Friday, March 26, 2010

Thank You, Ma'am

It doesn't matter if you are a WASP, a Betty, or a Junior Leaguer. If you are a girl in the South, you were raised with a certain level of manners, or have picked them up as you grew up. You give up your seat on the train for an elderly woman. You hold open doors for people coming in behind you. You write thank-you notes and bring hostess gifts. You say "please" and "thank you," and "ma'am" and "sir." Country-wide, America is a very polite nation. But I think this is especially true in the South.

I actually spent the entirety of my childhood in a cozy suburb of Richmond, VA. Richmond is a fun little town steeped in the traditions and culture of the Old South. We are talking bronze monuments of famous soldiers lining the streets, and Revolutionary War cannons on the grounds by the airport. Now that I am a grown gal, I actually would like to head back there and explore what I have heard are adorable little parts of downtown Old Richmond for the shops and restaurants. Tea sandwiches and iced tea? Yes, please.

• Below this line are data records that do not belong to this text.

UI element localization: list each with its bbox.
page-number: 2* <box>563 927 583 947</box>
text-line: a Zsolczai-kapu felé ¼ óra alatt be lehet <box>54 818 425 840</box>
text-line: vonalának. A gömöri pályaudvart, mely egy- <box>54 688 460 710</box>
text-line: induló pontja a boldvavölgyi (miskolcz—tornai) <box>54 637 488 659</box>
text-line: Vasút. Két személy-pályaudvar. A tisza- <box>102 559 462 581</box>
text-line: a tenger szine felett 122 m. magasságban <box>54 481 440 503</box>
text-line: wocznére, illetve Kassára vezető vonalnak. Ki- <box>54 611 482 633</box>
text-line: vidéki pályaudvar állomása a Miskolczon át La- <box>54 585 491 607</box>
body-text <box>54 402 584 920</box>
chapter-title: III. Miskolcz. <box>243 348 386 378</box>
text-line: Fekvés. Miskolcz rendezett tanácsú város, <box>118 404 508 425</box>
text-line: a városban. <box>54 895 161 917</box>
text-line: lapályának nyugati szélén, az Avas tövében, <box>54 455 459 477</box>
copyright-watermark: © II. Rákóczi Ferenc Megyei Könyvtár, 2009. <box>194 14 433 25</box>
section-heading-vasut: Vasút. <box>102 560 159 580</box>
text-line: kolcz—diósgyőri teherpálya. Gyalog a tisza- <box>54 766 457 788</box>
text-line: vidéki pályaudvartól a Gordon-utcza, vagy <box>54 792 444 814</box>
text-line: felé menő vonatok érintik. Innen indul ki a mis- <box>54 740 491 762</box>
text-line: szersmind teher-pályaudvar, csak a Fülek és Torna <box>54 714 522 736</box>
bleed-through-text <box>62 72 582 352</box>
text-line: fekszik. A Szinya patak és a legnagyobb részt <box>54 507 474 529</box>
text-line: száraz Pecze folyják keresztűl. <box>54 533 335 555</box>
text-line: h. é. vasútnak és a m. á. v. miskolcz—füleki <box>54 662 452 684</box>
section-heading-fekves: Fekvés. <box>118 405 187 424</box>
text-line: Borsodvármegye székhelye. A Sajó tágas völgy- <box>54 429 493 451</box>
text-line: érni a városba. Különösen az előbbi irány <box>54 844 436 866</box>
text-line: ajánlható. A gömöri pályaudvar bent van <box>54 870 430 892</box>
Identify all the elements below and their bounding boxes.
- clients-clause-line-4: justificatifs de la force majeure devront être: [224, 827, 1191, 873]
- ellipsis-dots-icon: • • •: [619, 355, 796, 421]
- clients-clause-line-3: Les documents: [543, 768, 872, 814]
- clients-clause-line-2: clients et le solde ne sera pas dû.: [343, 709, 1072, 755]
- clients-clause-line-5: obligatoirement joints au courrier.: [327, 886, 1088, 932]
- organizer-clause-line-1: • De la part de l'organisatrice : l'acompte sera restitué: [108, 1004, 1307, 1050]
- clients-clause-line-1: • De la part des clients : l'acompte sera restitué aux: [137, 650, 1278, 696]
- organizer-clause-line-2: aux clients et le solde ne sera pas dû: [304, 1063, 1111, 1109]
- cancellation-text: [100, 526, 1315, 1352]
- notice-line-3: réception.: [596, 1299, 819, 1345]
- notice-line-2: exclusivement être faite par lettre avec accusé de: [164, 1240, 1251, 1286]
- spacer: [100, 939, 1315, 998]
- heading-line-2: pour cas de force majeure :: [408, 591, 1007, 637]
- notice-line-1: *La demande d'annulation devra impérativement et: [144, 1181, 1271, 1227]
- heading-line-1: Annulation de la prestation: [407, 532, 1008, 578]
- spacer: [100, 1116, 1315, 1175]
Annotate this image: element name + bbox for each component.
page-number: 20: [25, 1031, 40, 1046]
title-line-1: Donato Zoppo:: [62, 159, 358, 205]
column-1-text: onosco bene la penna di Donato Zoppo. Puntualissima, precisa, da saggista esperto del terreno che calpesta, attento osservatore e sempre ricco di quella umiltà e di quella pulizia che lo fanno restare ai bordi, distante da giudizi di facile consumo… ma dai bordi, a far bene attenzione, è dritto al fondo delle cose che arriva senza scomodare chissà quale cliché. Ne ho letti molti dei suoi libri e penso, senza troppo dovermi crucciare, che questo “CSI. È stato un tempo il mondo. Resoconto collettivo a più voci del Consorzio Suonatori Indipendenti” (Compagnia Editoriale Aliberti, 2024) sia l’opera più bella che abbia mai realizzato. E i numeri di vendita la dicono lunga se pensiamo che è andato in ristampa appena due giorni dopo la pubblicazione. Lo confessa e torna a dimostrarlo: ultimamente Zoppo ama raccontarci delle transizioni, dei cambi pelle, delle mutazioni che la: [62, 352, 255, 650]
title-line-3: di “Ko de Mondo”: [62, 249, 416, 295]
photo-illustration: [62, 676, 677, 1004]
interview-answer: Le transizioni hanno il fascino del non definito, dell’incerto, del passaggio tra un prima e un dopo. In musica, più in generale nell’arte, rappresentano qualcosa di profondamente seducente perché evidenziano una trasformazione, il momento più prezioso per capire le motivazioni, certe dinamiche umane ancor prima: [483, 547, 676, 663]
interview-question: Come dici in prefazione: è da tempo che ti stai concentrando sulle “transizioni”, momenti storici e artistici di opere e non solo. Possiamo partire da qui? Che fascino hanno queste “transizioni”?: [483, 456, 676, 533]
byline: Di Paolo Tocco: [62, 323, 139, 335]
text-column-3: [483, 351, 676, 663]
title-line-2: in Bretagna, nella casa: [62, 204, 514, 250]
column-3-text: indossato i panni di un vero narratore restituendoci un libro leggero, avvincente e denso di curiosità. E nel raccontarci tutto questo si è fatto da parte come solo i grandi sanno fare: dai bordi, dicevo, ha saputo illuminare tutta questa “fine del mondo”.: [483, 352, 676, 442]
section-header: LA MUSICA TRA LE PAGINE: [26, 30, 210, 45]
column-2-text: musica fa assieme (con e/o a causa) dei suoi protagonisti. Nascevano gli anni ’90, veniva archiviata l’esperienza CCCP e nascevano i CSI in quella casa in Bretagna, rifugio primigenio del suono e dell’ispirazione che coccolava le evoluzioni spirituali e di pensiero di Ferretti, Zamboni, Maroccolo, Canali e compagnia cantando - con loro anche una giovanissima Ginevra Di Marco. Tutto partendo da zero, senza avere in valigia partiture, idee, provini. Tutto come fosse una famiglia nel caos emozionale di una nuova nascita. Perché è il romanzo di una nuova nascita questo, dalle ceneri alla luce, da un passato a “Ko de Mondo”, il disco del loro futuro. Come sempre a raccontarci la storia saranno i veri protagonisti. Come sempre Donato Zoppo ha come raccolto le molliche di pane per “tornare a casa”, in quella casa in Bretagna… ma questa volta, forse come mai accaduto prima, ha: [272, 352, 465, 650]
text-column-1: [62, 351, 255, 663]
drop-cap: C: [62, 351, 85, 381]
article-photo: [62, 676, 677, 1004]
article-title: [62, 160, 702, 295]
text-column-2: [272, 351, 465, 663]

Part of growing up in Richmond meant going to Cotillion. I'm not really sure if this is a tradition in the Atlanta area, as I haven't heard too much about it from friends. But in Richmond, everyone went, and not just the debutantes and their dates. 5th graders got all dressed up on a weekend night; the boys put on their sports coats and ties, the girls put on their little white (required) gloves. And we learned how to dance the waltz and the salsa. We learned how to eat at a proper formal dinner and which fork was which. Boys learned how to pull out chairs and open doors, and girls learned how to properly accept an invitation to dance, including a curtsy. At the end of the season, parents were invited to share in the evening with us, so that we could show off our new social skills.

Ok, I admit it. I was (am) a sucker for this stuff. I LOVED it. I already love getting all girly and dressed up, but add in ballroom dancing and yuppy formal dining? Sigh. It forced girls and boys to hang out despite the cooties and realize that acting grown-up could be quite fun.

This morning, I encountered a woman whom I am pretty sure never had a manners lesson from anyone in her life. It was a little thing about cutting people in line at a restaurant, but it spoke volumes about her as a person, just from that brief encounter. I feel that the most successful people in life are gracious and considerate. It applies everywhere -- at a job, at home with family, on the street with strangers. Everyday niceties make a difference.

If you had to pick one thing, what is your manners pet-peeve? What's one etiquette thing you learned that you have never forgotten?

PS. If you are like me and are addicted to the Etiquette columns in the paper, you will like the fun weekly column my friend The Broke Socialite does, Modern Manners. These things really just make you think!

3 comments:

Anonymous said...

I was raised in the South too- and I recently got in "trouble" at work for using too many manners. I apparently called someone (who is my parents age) "ma'm" one too many times in a meeting. I thought I was being polite, my (male) boss thought it was disrespectful. Never had that happen before!

Katherine Malone said...

Haha that's the worst! Some older gent called me on using "sir" with him this week, but I told him it was only fair, he had called me "honey!"

DuffGT06 said...

I always send thank you's! I get in trouble for using ma'am as well.